According to a report from Positive Technologies, hackers continue to target the weak link in any company’s security posture: Humans.
- 17% of social engineering attacks are successful, and could lead to the compromise of a company’s entire corporate infrastructure. — Positive Technologies, 2018
- 27% of employees clicked an emailed phishing link, making it the most effective method of social engineering. — Positive Technologies, 2018
Cyber-criminals are increasingly turning to social engineering to enter a corporate network, as they know that humans are the weak link in any company’s security plan, according to a Monday report from security firm Positive Technologies.
The firm studied its 10 largest pen testing projects performed for clients in 2016 and 2017. These tests included 3,332 emails sent to employees with links to websites, password entry forms, and attachments, mimicking the work of hackers.
If these emailed “attacks” had been real, 17% of the messages would have led to the compromise of an employee’s workstation, giving the hacker a foothold into the entire corporate infrastructure, the report found.
According to the report, phishing was the most effective form of social engineering attack: 27% of recipients clicked the phishing link, which led to a fake website.
“To make the emails more effective, attackers may combine different methods: a single message may contain a malicious file and a link, which leads to a website containing multiple exploits and a password entry form,” Leigh-Anne Galloway, cyber security resilience lead at Positive Technologies, said in a press release. “Malicious attachments can be blocked by properly configured antivirus protection; however, there is no surefire way to prevent users from being tricked into divulging their password.”
Employees not only open unknown files and click suspicious links, they sometimes correspond with attackers, the report found. In 88% of cases of correspondence, the employees worked outside of the IT department. However, 3% of security professionals did so as well.
At times, employees complained that the malicious files or links would not open. In some cases, these employees tried to open the files or enter their password on the fake site 30-40 times, according to the report. Frustrated employees unable to open files sometimes forwarded them to the IT department for help—further increasing the risk to the organization, as IT staff are more likely to trust their colleagues and attempt to open the file.
Hackers have also learned that sending messages from fake companies is less effective than in the past, causing only 11% of risky actions from employees, the report found.
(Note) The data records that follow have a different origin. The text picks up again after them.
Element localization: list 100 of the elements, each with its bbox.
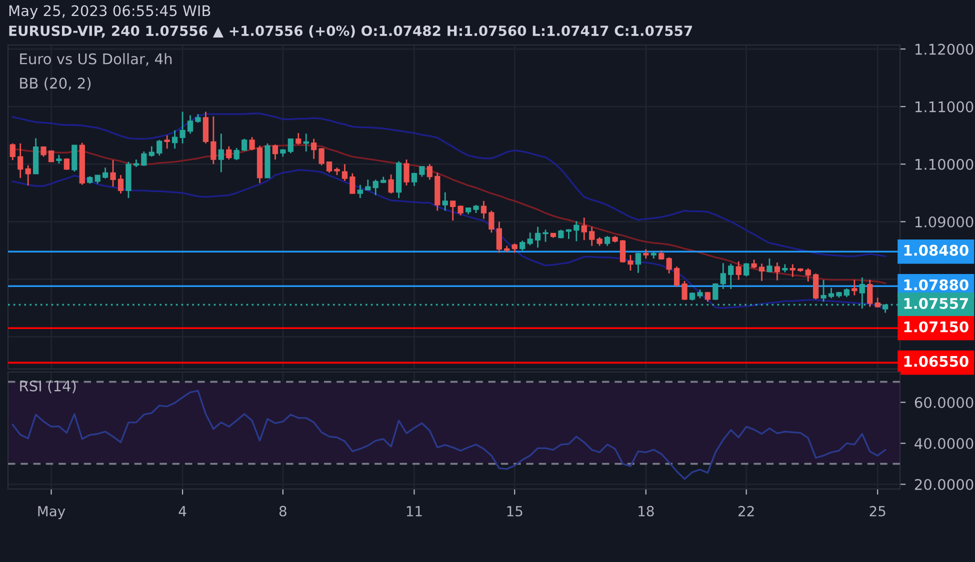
candlestick — [326, 161, 332, 174]
annotation: BB (20, 2) — [20, 77, 91, 90]
candlestick — [527, 232, 533, 246]
candlestick — [18, 142, 24, 179]
candlestick — [180, 111, 186, 144]
candlestick — [311, 138, 317, 160]
candlestick — [148, 146, 154, 158]
candlestick — [620, 239, 626, 264]
candlestick — [419, 166, 425, 178]
chart-title: Euro vs US Dollar, 4h — [20, 53, 172, 66]
y-tick-label: 60.0000 — [914, 397, 974, 408]
candlestick — [674, 266, 680, 288]
candlestick — [820, 279, 826, 302]
candlestick — [365, 178, 371, 191]
candlestick — [357, 184, 363, 199]
ref-line-label: 1.06550 — [904, 356, 968, 367]
candlestick — [628, 254, 634, 272]
candlestick — [218, 132, 224, 173]
candlestick — [728, 262, 734, 290]
candlestick — [288, 138, 294, 154]
text: May 25, 2023 06:55:45 WIB — [9, 5, 210, 20]
y-tick-label: 1.11000 — [915, 101, 974, 112]
candlestick — [388, 174, 394, 194]
candlestick — [226, 146, 232, 160]
candlestick — [272, 144, 278, 160]
x-tick-label: 25 — [870, 506, 886, 516]
ref-line-label: 1.07557 — [904, 298, 968, 309]
candlestick — [172, 129, 178, 150]
candlestick — [303, 132, 309, 152]
y-tick-label: 1.10000 — [915, 158, 974, 170]
candlestick — [828, 287, 834, 299]
x-tick-label: 4 — [178, 506, 186, 516]
candlestick — [666, 256, 672, 274]
x-tick-label: 15 — [507, 506, 522, 516]
candlestick — [242, 138, 248, 152]
candlestick — [164, 134, 170, 150]
candlestick — [141, 150, 147, 167]
candlestick — [426, 163, 432, 180]
candlestick — [758, 262, 765, 282]
candlestick — [604, 235, 610, 247]
candlestick — [480, 200, 487, 220]
x-tick-label: May — [38, 506, 66, 520]
candlestick — [187, 114, 194, 134]
x-tick-label: 8 — [279, 506, 286, 516]
line-series — [12, 112, 886, 258]
candlestick — [790, 264, 796, 278]
candlestick — [852, 279, 858, 296]
candlestick — [566, 228, 572, 240]
candlestick — [458, 204, 464, 216]
y-tick-label: 20.0000 — [914, 479, 974, 490]
candlestick — [635, 252, 642, 274]
candlestick — [736, 260, 742, 280]
candlestick — [234, 147, 240, 161]
candlestick — [210, 116, 216, 165]
candlestick — [450, 200, 456, 222]
candlestick — [318, 147, 324, 166]
candlestick — [813, 272, 819, 300]
candlestick — [805, 268, 811, 282]
candlestick — [720, 262, 726, 290]
candlestick — [102, 166, 108, 180]
candlestick — [766, 258, 772, 274]
candlestick — [682, 280, 688, 301]
candlestick — [712, 282, 718, 301]
candlestick — [350, 172, 356, 194]
x-tick-label: 22 — [738, 506, 754, 516]
candlestick — [774, 262, 780, 282]
candlestick — [110, 159, 116, 188]
candlestick — [296, 132, 302, 146]
candlestick — [743, 262, 750, 278]
candlestick — [156, 139, 162, 156]
candlestick — [643, 248, 649, 260]
candlestick — [874, 296, 880, 308]
candlestick — [25, 164, 31, 186]
candlestick — [488, 210, 494, 234]
candlestick — [372, 178, 378, 196]
ref-line-label: 1.08480 — [904, 244, 968, 256]
candlestick — [249, 136, 255, 152]
candlestick — [542, 229, 548, 243]
x-tick-label: 11 — [406, 506, 422, 516]
candlestick — [574, 220, 580, 242]
candlestick — [496, 220, 502, 254]
candlestick — [10, 142, 16, 161]
candlestick — [589, 226, 595, 247]
candlestick — [442, 192, 448, 212]
ref-line-label: 1.07880 — [904, 279, 968, 290]
candlestick — [342, 163, 348, 182]
text: RSI (14) — [20, 380, 76, 394]
y-tick-label: 1.12000 — [915, 44, 974, 55]
ref-line-label: 1.07150 — [904, 321, 968, 332]
candlestick — [534, 226, 541, 248]
y-tick-label: 1.09000 — [915, 216, 974, 228]
candlestick — [581, 216, 587, 241]
candlestick — [867, 279, 873, 308]
y-tick-label: 40.0000 — [914, 438, 974, 450]
candlestick — [411, 172, 418, 187]
candlestick — [118, 174, 124, 194]
candlestick — [512, 242, 518, 254]
candlestick — [520, 240, 526, 252]
candlestick — [404, 158, 410, 186]
x-tick-label: 18 — [638, 506, 654, 516]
However, sending messages from the fake account of a real company and person increases the odds of success to 33%.
These attackers also carefully select email subject lines to illicit a response from employees, including “list of employees to be fired” (which caused 38% of risky actions), and “annual bonuses” (which caused 25%).
The report highlights the need for companies to implement continuous employee security training. A number of companies run internal phishing attacks to identify weak links and strengthen their cyber security posture.
HSM IT Solutions’s Advise:
- Ensure all your workstations and servers have proper anti-virus software installed and configured
- Ensure all your workstations and servers are patched with the updates.
- Ensure staff do not click on any link from suspicious emails even from “trusted” sources, you can always forward email to your IT department if you are not sure
- Implement continuous employee security training, with 95% of security breaches caused by human error, educated users are the first line of defence.